Polícia do DF indicia administrador de Águas Claras por falsidade ideológica

Segundo investigações, ele teria emitido documento com informações falsas em favor de um bar para evitar autuação da Agefis. No fim da tarde, Manoel Valdeci pediu exoneração, diz Buriti.

Centro de Águas Claras, em Brasília (Foto: Letícia Carvalho/G1)

A Polícia Civil do Distrito Federal indiciou o administrador regional de Águas Claras, Manoel Valdeci Machado Elias, pelo crime de falsidade ideológica. Segundo as investigações, o gestor teria emitido um documento com informações falsas, autorizando a dona de um bar da região a “vetar” ações de fiscalização da Agefis.

Em nota, a polícia apontou que o gestor, em setembro de 2017, determinou a criação de um documento público em favor de um comércio, “inserindo nele falsa declaração para que referido estabelecimento se eximisse de ser autuado em possível fiscalização realizada pela Agefis, mediante a exibição do aludido documento”.

Manoel Valdeci Machado Elias assumiu a gestão da administração em novembro de 2015, após a saída da arquiteta Patrícia Veiga Fleury. Ele já tinha sido nomeado administrador de Águas Claras em 2006, durante o governo de Maria de Lourdes Abadia (PSDB).

Administrador de Águas Claras, Manoel Valdeci Machado Elias (em pé) (Foto: Renato Araújo/Agência Brasília)

O caso começou a ser apurado após um bate-boca no estabelecimentoem 16 de setembro do ano passado.
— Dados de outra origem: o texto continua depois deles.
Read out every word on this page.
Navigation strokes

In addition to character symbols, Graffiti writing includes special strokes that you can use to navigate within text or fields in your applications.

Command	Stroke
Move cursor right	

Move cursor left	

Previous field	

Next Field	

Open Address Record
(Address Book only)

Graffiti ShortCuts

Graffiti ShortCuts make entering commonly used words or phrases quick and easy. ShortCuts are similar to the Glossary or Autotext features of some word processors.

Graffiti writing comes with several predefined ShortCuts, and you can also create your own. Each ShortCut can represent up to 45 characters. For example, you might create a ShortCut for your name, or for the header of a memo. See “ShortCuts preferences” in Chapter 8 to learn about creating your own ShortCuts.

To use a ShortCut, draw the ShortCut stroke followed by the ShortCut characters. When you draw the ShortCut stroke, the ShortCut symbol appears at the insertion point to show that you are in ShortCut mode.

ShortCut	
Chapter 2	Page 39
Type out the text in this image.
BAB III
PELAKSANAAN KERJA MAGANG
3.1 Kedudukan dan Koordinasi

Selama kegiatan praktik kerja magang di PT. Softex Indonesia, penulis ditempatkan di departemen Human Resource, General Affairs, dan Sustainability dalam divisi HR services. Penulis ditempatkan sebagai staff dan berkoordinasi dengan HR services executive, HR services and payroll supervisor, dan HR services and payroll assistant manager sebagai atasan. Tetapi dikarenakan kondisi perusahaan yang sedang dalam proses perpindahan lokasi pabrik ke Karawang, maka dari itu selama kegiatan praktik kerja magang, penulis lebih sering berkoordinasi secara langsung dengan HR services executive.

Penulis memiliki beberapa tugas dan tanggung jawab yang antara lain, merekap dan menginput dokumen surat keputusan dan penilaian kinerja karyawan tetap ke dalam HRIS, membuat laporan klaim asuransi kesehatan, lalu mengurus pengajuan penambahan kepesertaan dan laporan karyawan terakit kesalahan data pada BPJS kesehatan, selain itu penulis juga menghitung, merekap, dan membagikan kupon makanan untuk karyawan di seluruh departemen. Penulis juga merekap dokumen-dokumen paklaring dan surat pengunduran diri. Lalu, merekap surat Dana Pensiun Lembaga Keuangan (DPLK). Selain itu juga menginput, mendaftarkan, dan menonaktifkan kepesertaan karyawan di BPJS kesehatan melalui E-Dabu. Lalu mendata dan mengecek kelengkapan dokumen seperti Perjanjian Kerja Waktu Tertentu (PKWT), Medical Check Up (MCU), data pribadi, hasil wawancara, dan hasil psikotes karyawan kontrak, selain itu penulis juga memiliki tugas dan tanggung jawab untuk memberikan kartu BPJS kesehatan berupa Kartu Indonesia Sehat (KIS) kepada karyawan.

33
O comércio havia colocado mesas e cadeiras na calçada, o que motivou uma operação da Agefis no local. Os servidores teriam pedido que a calçada fosse liberada, o que não ocorreu.
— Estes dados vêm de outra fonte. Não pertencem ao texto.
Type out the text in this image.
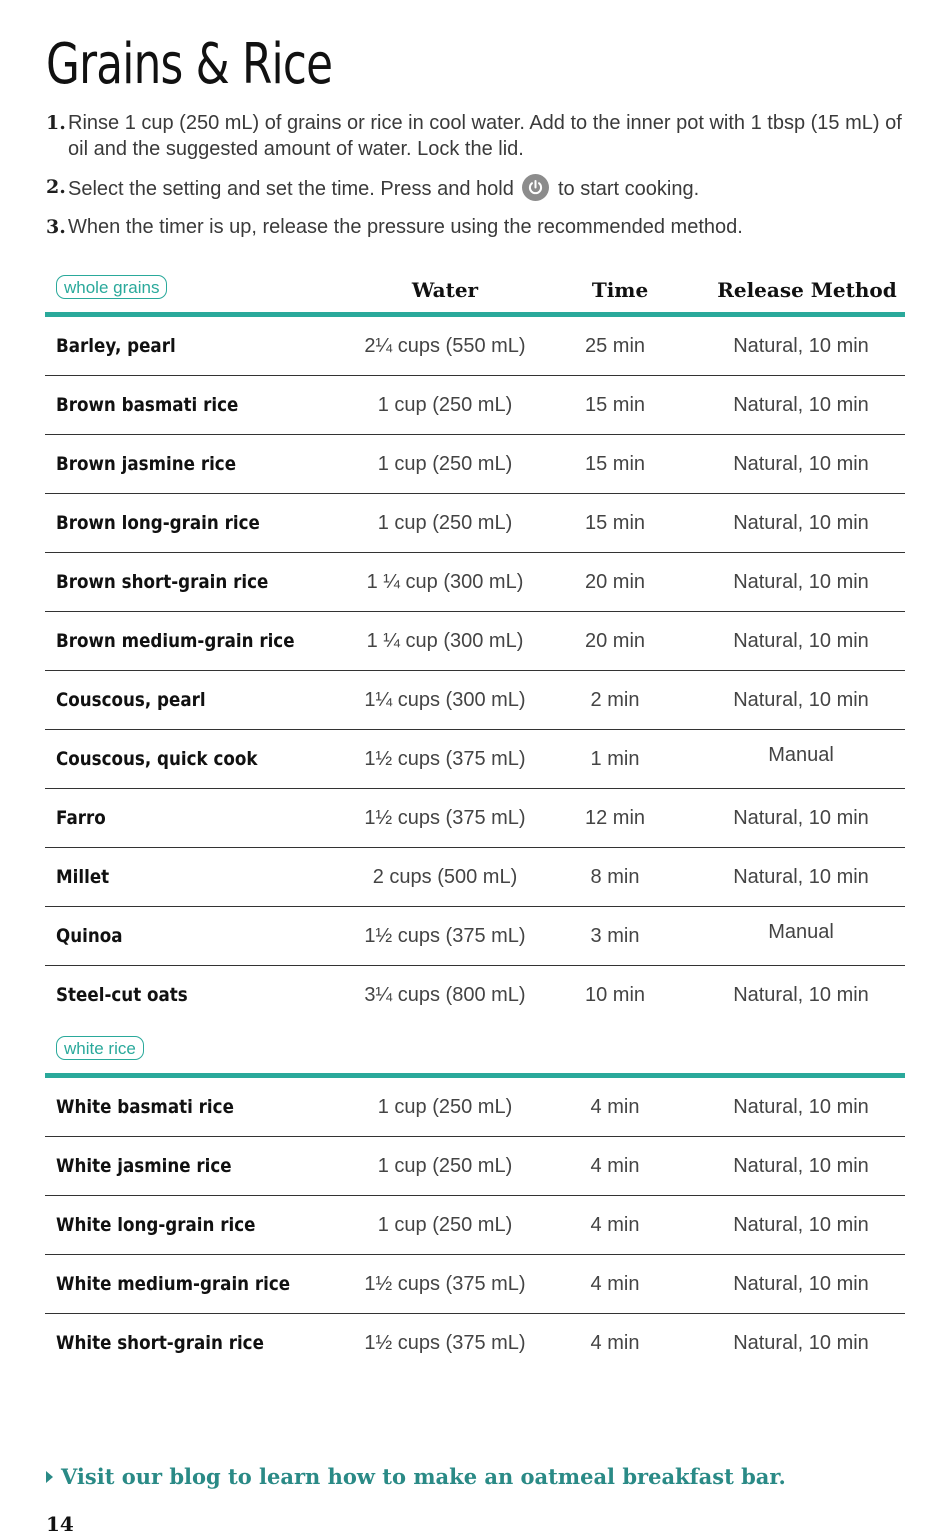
Grains & Rice
1. Rinse 1 cup (250 mL) of grains or rice in cool water. Add to the inner pot with 1 tbsp (15 mL) of oil and the suggested amount of water. Lock the lid.
2. Select the setting and set the time. Press and hold to start cooking.
3. When the timer is up, release the pressure using the recommended method.
Water	Time	Release Method
whole grains
Barley, pearl	2¼ cups (550 mL)	25 min	Natural, 10 min
Brown basmati rice	1 cup (250 mL)	15 min	Natural, 10 min
Brown jasmine rice	1 cup (250 mL)	15 min	Natural, 10 min
Brown long-grain rice	1 cup (250 mL)	15 min	Natural, 10 min
Brown short-grain rice	1 ¼ cup (300 mL)	20 min	Natural, 10 min
Brown medium-grain rice	1 ¼ cup (300 mL)	20 min	Natural, 10 min
Couscous, pearl	1¼ cups (300 mL)	2 min	Natural, 10 min
Couscous, quick cook	1½ cups (375 mL)	1 min	Manual
Farro	1½ cups (375 mL)	12 min	Natural, 10 min
Millet	2 cups (500 mL)	8 min	Natural, 10 min
Quinoa	1½ cups (375 mL)	3 min	Manual
Steel-cut oats	3¼ cups (800 mL)	10 min	Natural, 10 min
white rice
White basmati rice	1 cup (250 mL)	4 min	Natural, 10 min
White jasmine rice	1 cup (250 mL)	4 min	Natural, 10 min
White long-grain rice	1 cup (250 mL)	4 min	Natural, 10 min
White medium-grain rice	1½ cups (375 mL)	4 min	Natural, 10 min
White short-grain rice	1½ cups (375 mL)	4 min	Natural, 10 min
Visit our blog to learn how to make an oatmeal breakfast bar.
14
Na época, a responsável pelo estabelecimento informou que há dois meses tentava pagar uma taxa para usar a área pública, mas o sistema da Secretaria de Fazenda não estaria funcionando para emitir o boleto.

De acordo com a comerciante, a administração regional disse que apenas a notificaria e que ela teria 30 dias para regularizar a situação. Por isso, resolveu colocar as mesas na área fora do bar.

A mulher foi multada em R$ 1.785 pela Agefis e afirmou que teve uma funcionária agredida. A Polícia Civil afirmou que a mesma servidora teria danificado uma van da agência.

Quando o caso veio à tona, a Administração Regional de Águas Claras não retornou o contato feito pela reportagem.